C’est pourquoi ce livre fait découvrir le secret de l’être femme. Il se loge dans deux notions-clés : l’Éternel Virginal, l’Éternel Maternel.
Voyons d’abord l’Éternel Virginal :
Le corps féminin se trouve en rapport étroit avec la Non-Forme, ce qui contient en potentialité l’infinité des formes. Cette caractéristique donne à la femme une sexualité particulière, radicalement différente de la sexualité de l’homme. Chez elle, le désir et la jouissance ne se concentrent pas sur la partie organique. Les sensations créées par le désir et la jouissance s’élèvent et tourbillonnent en des flux qui, dans un ensemble unifié, se répandent telle une gaze invisible et ultra-sensorielle sur toutes les parties de son corps et au-delà. Le plaisir sexuel féminin est l’Ouverture, aux ondes, au cosmos.
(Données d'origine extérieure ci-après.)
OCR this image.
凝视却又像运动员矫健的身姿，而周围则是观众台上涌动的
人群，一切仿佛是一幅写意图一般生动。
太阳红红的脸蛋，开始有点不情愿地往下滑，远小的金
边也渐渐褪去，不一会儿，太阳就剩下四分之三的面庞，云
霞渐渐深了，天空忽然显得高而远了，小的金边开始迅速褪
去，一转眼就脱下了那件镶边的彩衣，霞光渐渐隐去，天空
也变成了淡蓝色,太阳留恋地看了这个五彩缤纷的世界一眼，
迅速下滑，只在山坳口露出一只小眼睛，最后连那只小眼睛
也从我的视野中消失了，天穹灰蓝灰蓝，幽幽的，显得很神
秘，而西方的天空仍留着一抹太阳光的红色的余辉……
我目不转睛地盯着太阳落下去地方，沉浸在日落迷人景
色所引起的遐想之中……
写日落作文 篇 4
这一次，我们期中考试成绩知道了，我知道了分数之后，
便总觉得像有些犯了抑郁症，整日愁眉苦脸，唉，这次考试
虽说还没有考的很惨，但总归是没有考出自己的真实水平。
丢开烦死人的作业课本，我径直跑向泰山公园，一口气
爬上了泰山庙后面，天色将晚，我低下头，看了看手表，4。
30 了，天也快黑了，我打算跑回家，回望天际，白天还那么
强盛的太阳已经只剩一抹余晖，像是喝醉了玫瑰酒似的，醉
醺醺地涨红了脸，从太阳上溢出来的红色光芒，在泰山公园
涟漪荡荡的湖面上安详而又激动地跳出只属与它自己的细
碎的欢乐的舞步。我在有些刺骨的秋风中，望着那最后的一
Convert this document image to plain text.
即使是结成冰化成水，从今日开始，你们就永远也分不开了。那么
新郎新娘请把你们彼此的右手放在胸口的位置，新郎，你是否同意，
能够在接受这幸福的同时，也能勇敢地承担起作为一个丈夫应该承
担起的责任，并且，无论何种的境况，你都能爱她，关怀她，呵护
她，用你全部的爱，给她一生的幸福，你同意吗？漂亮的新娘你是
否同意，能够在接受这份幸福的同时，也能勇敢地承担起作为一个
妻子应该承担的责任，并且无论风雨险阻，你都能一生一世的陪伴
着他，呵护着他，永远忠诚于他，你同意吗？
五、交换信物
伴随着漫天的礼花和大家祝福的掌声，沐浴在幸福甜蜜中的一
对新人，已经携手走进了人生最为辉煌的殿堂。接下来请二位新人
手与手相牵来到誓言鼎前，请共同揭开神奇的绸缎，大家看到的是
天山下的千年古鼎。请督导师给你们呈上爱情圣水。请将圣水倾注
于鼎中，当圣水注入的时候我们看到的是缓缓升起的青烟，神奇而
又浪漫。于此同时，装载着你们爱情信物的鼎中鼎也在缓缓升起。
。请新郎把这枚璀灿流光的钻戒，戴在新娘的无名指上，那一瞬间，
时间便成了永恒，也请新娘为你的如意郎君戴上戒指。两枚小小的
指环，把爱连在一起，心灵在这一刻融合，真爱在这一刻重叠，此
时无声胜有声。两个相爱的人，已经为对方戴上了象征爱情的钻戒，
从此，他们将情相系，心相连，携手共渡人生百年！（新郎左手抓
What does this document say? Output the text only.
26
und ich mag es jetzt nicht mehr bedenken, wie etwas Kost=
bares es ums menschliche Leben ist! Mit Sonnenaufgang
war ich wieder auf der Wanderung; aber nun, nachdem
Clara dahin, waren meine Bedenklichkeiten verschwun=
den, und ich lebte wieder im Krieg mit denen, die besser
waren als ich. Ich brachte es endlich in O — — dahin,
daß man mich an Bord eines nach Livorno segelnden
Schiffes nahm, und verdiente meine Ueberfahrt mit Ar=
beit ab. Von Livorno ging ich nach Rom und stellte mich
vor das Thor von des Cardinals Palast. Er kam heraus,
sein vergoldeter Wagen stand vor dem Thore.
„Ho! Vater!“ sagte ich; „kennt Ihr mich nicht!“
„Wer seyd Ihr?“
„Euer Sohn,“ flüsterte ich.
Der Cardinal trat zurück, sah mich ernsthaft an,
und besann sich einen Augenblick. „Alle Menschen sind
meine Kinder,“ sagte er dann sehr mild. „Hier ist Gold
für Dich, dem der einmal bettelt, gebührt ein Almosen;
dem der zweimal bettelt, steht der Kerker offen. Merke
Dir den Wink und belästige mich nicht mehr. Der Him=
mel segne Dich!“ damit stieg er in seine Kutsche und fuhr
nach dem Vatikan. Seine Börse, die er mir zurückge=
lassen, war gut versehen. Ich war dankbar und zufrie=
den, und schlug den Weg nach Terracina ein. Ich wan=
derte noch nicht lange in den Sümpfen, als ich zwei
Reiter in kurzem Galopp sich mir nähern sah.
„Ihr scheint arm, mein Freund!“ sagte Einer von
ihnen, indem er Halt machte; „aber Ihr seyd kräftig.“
Or, cette diffusion constante de la sensualité rend la femme à la fois plus sexuelle que l’homme et moins sexuelle. Parce qu’elle est sexuelle non pas dans le sens étroit et spécialisé dévolu à l’homme, mais par des vibrations douces qui intensifient pour elle chaque moment de sa vie et toute chose, et les rend toujours neufs. Si elle ne dévie pas de son essence, la vie se présente à elle comme au premier matin du monde. Ceci lui donne une fraîcheur vivifiante et fait d’elle une vierge mentale à jamais. C’est l’Éternel Virginal.
Sa modalité sensuelle diffuse, sa pudeur, sa douceur, sa tendresse, ouvrent à l’homme le champ de l’érotisme. Car elles le mettent à distance de sa propension toute masculine à se polariser sur le sexuel organique.
L’Éternel Virginal se double de l’Éternel Maternel
La maternité n’est pas un événement qui survient, ou pas, chez la femme. C’est une potentialité qu’elle détient en propre. La possibilité d’enfanter revêt chez elle une importance cardinale. Elle peut se lire comme le modèle premier de toutes ses actions ultérieures. Ceci imprime sa marque dans le cursus féminin, physique et mental.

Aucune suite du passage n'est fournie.